The writer is a third-year LLB undergraduate from the School of Law, SMU. Apart from being a coffee addict, he is also the Professional and Academic Development Director of the SMU Law Society. He is grateful for the kind assistance of Assistant Professor Jack Lee. Responsibility for all mistakes remains with the writer.


1    Lee Hsien Loong, “PM Lee Hsien Loong at the Debate on President’s Address on 27 January 2016“, Prime Minister’s Office website (27 January 2016; archived here).
2    Constitution of the Republic of Singapore (1985 Revised Edition, 1999 Reprint), Articles 21, 22(1) and 148A.
3    Constitution, Articles 22(2), 22A(1A) and 148D(1).
4    Having a non-elected body of experts serve as a check on an elected individual is a problem in its own right, but will not be canvassed further here. See Thio Li-ann, A Treatise on Singapore Constitutional Law (Academy Publishing, 2012), pages 409–411.

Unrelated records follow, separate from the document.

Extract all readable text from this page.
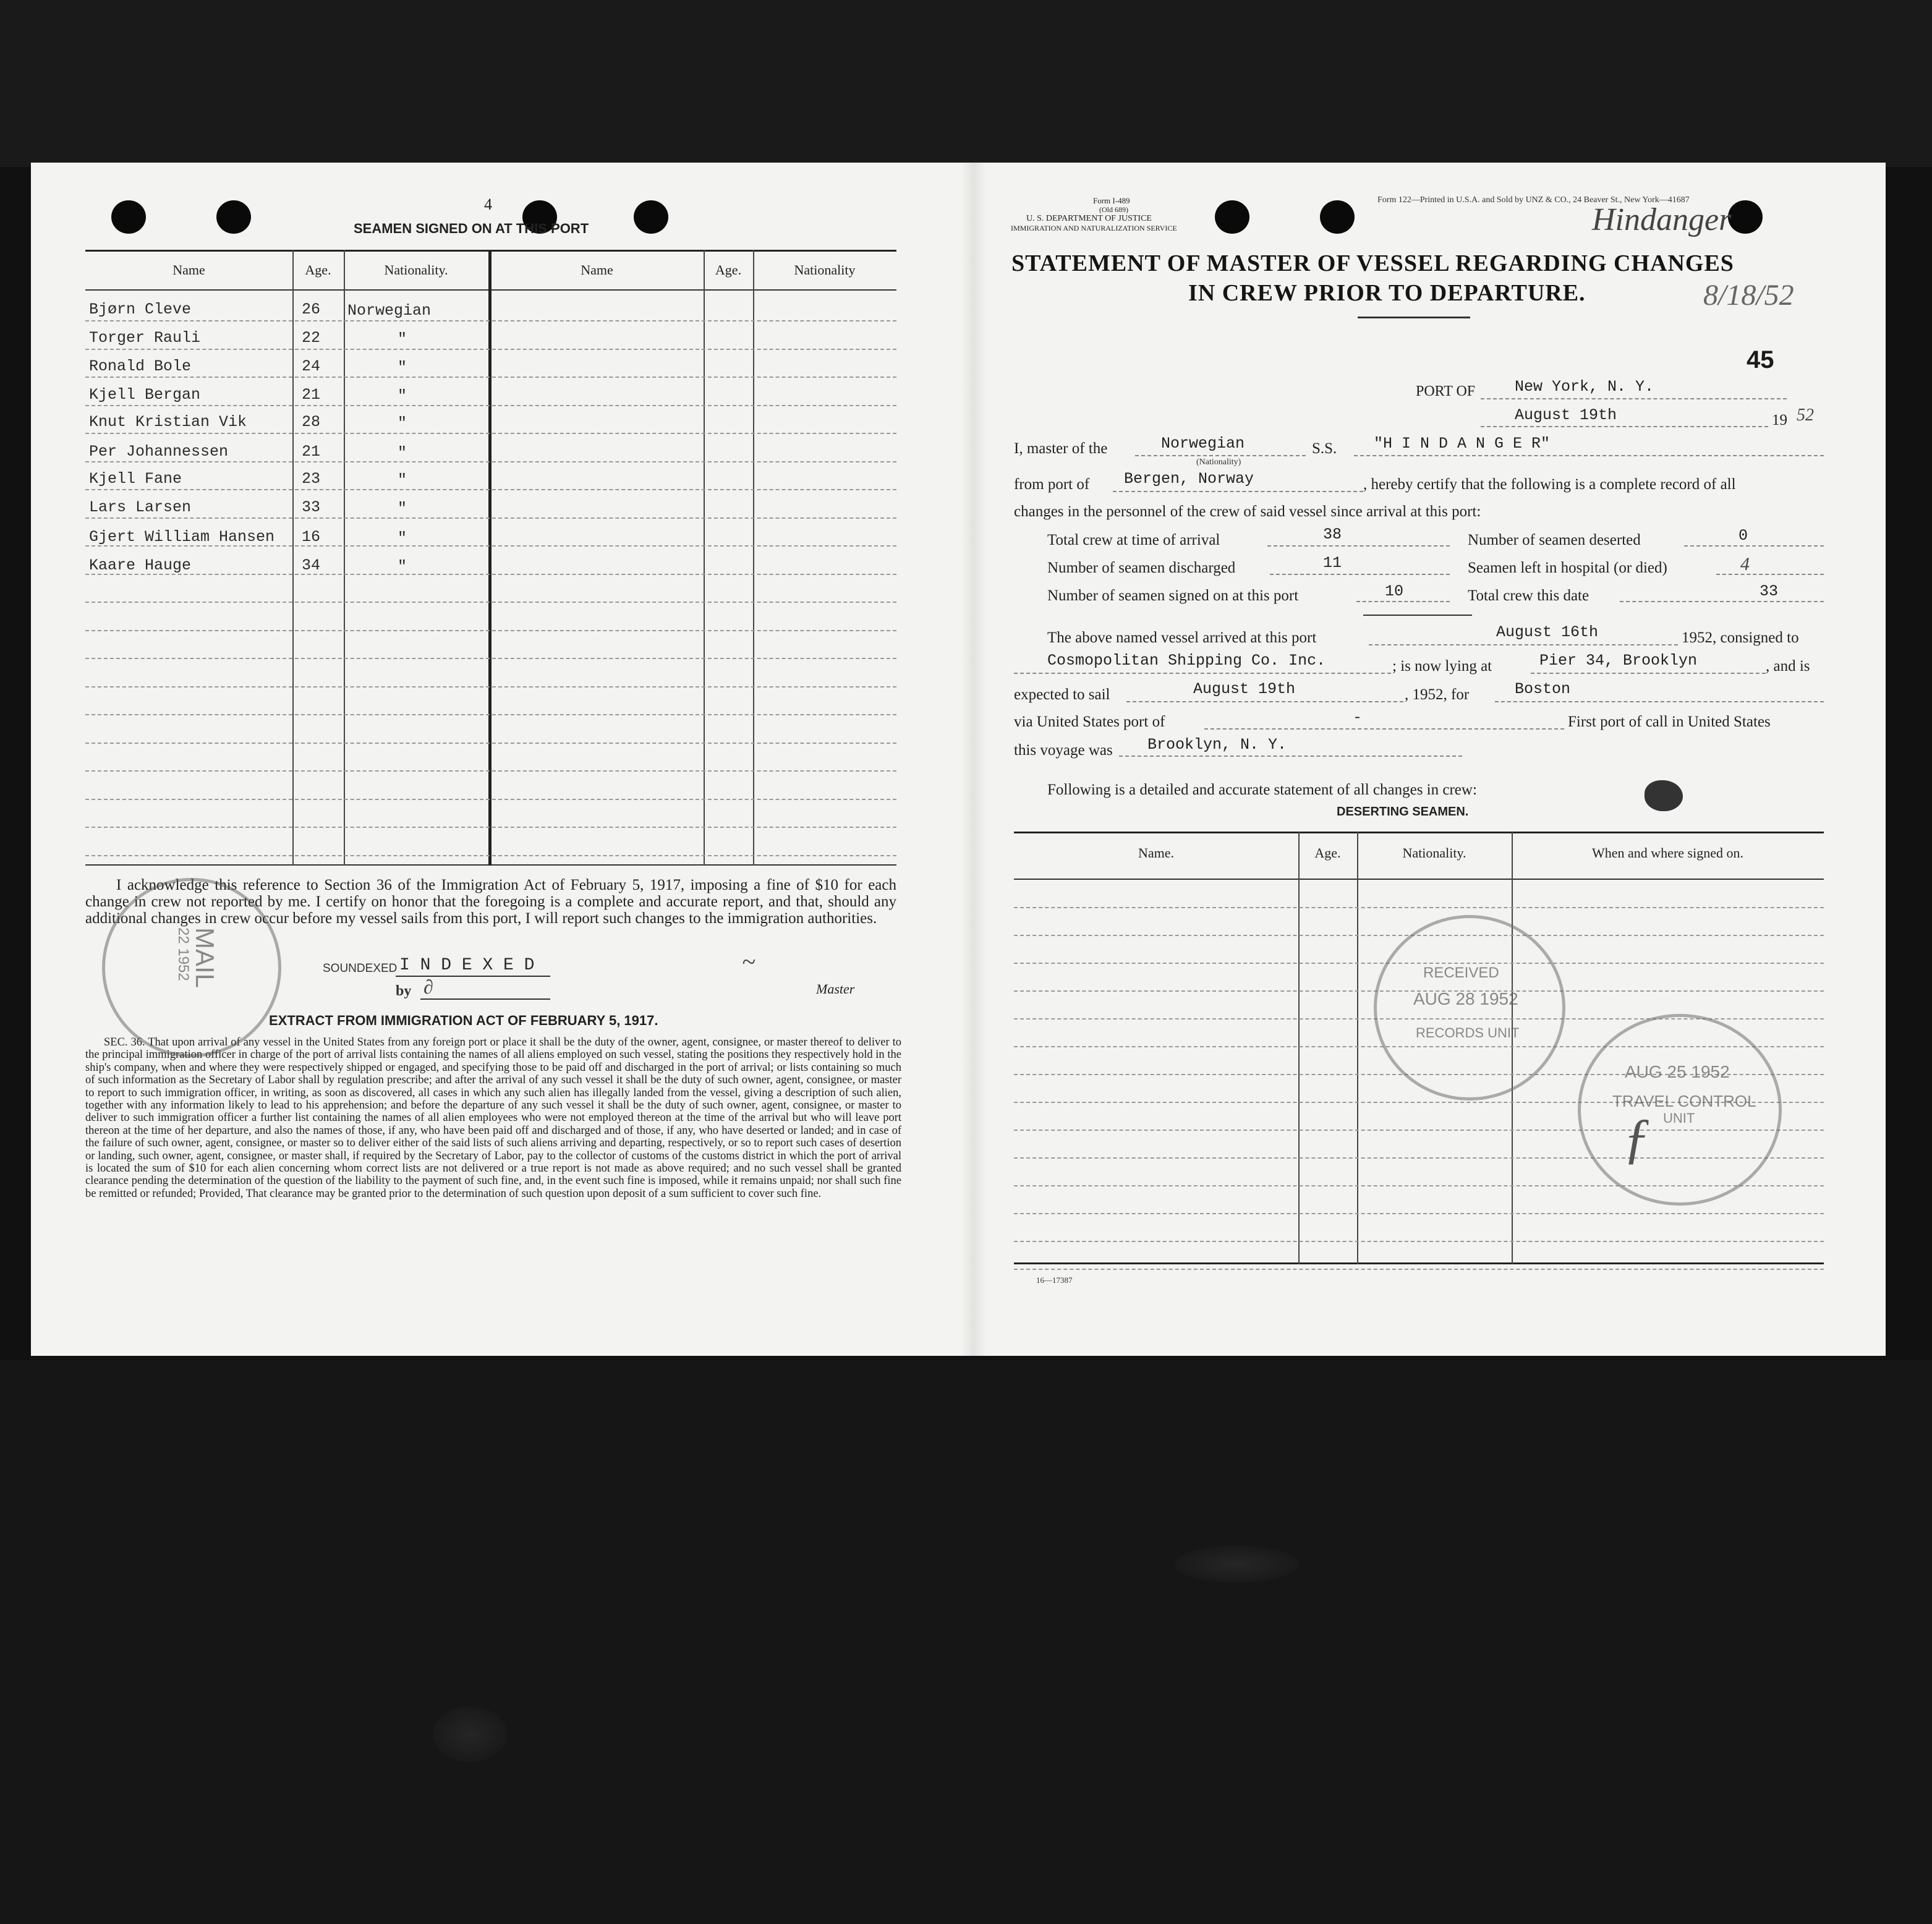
4
SEAMEN SIGNED ON AT THIS PORT
Name	Age.	Nationality.	Name	Age.	Nationality
Bjørn Cleve	26 Norwegian
Torger Rauli	22	"
Ronald Bole	24	"
Kjell Bergan	21	"
Knut Kristian Vik	28	"
Per Johannessen	21	"
Kjell Fane	23	"
Lars Larsen	33	"
Gjert William Hansen 16	"
Kaare Hauge	34	"
I acknowledge this reference to Section 36 of the Immigration Act of February 5, 1917, imposing a fine of $10 for each change in crew not reported by me. I certify on honor that the foregoing is a complete and accurate report, and that, should any additional changes in crew occur before my vessel sails from this port, I will report such changes to the immigration authorities.
SOUNDEXED I N D E X E D
by ∂
~
Master
EXTRACT FROM IMMIGRATION ACT OF FEBRUARY 5, 1917.
SEC. 36. That upon arrival of any vessel in the United States from any foreign port or place it shall be the duty of the owner, agent, consignee, or master thereof to deliver to the principal immigration officer in charge of the port of arrival lists containing the names of all aliens employed on such vessel, stating the positions they respectively hold in the ship's company, when and where they were respectively shipped or engaged, and specifying those to be paid off and discharged in the port of arrival; or lists containing so much of such information as the Secretary of Labor shall by regulation prescribe; and after the arrival of any such vessel it shall be the duty of such owner, agent, consignee, or master to report to such immigration officer, in writing, as soon as discovered, all cases in which any such alien has illegally landed from the vessel, giving a description of such alien, together with any information likely to lead to his apprehension; and before the departure of any such vessel it shall be the duty of such owner, agent, consignee, or master to deliver to such immigration officer a further list containing the names of all alien employees who were not employed thereon at the time of the arrival but who will leave port thereon at the time of her departure, and also the names of those, if any, who have been paid off and discharged and of those, if any, who have deserted or landed; and in case of the failure of such owner, agent, consignee, or master so to deliver either of the said lists of such aliens arriving and departing, respectively, or so to report such cases of desertion or landing, such owner, agent, consignee, or master shall, if required by the Secretary of Labor, pay to the collector of customs of the customs district in which the port of arrival is located the sum of $10 for each alien concerning whom correct lists are not delivered or a true report is not made as above required; and no such vessel shall be granted clearance pending the determination of the question of the liability to the payment of such fine, and, in the event such fine is imposed, while it remains unpaid; nor shall such fine be remitted or refunded; Provided, That clearance may be granted prior to the determination of such question upon deposit of a sum sufficient to cover such fine.
MAIL
22 1952
Form I-489
(Old 689)
U. S. DEPARTMENT OF JUSTICE
IMMIGRATION AND NATURALIZATION SERVICE
Form 122—Printed in U.S.A. and Sold by UNZ & CO., 24 Beaver St., New York—41687
STATEMENT OF MASTER OF VESSEL REGARDING CHANGES
IN CREW PRIOR TO DEPARTURE.
Hindanger
8/18/52
45
PORT OF	New York, N. Y.
August 19th	19 52
I, master of the	Norwegian
(Nationality)
S.S. "H I N D A N G E R"
from port of Bergen, Norway	, hereby certify that the following is a complete record of all
changes in the personnel of the crew of said vessel since arrival at this port:
Total crew at time of arrival	38	Number of seamen deserted	0
Number of seamen discharged	11	Seamen left in hospital (or died)	4
Number of seamen signed on at this port	10	Total crew this date	33
The above named vessel arrived at this port	August 16th	1952, consigned to
Cosmopolitan Shipping Co. Inc.	; is now lying at	Pier 34, Brooklyn	, and is
expected to sail	August 19th	, 1952, for	Boston
via United States port of	-	First port of call in United States
this voyage was Brooklyn, N. Y.
Following is a detailed and accurate statement of all changes in crew:
DESERTING SEAMEN.
Name.	Age.	Nationality.	When and where signed on.
RECEIVED
AUG 28 1952
RECORDS UNIT
AUG 25 1952
TRAVEL CONTROL
UNIT
ƒ
16—17387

5    Report of the Constitutional Commission 2016 (Chairman: Chief Justice Sundaresh Menon) (archived here), paragraph 6.40.
6    Report of the Constitutional Commission 2016, paragraph 6.41.
7    Constitution, Article 37J(2B). In the event of an equality of votes, the Chairman shall have a casting vote in addition to his original vote.
8    Report of the Constitutional Commission 2016, paragraph 6.42.
9    Constitution, Article 57(1).
10   “Parliamentary Elections“, Elections Department website (28 April 2016; archived here).
11   See generally the Report of the Constitutional Commission 2016, paragraphs 6.25–6.26 and 6.37.
12   Liyana Othman & Olivia Siong, “Singaporeans Need to Ask if ‘Real Power’ Should be Given to President: Shanmugam“, Channel NewsAsia (9 September 2016; archived here).